Avoid inferSchema=True and mergeSchema=True in Spark read options

Severity

🟡 MEDIUM — Moderate performance impact.

PySpark version

Compatible with PySpark 2.0 and later.

Information

Both options instruct Spark to determine the schema at runtime by scanning the source data, rather than reading a schema you have declared explicitly. This causes:

An extra full scan of the dataset before the actual job starts — at scale this means reading gigabytes or terabytes of data just to guess column types
Non-deterministic schemas that silently change when source data changes: new files with extra columns, type drift between partitions, or different null ratios can produce a different schema on every run
Hard-to-debug production failures when a schema inferred in development no longer matches what arrives in production

mergeSchema=True compounds the problem by unioning all partition schemas, which can introduce unexpected nullable columns or widen types silently.

Best practices

Define schemas explicitly using StructType / StructField so the schema is a visible contract in your code and in code review:

from pyspark.sql.types import StructType, StructField, StringType, LongType

schema = StructType([
    StructField("id",      LongType(),   nullable=False),
    StructField("country", StringType(), nullable=True),
])

df = spark.read.schema(schema).csv("s3://bucket/data/")

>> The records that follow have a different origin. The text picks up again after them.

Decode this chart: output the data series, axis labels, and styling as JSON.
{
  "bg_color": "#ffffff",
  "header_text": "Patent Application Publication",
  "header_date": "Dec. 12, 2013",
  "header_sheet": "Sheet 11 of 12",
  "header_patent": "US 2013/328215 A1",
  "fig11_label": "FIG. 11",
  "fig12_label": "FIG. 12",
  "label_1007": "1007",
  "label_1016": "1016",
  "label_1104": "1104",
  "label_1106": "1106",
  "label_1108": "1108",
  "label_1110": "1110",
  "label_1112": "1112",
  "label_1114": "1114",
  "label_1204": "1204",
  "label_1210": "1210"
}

Rule of thumb: Schema inference is for exploration in a notebook — never in a pipeline.

Example

Bad:

df = spark.read.option("inferSchema", "true").csv("s3://bucket/data/")
df = spark.read.option("mergeSchema", "true").parquet("s3://bucket/data/")
df = spark.read.csv("s3://bucket/data/", inferSchema=True)

Good:

schema = StructType([StructField("id", LongType()), StructField("name", StringType())])
df = spark.read.schema(schema).csv("s3://bucket/data/")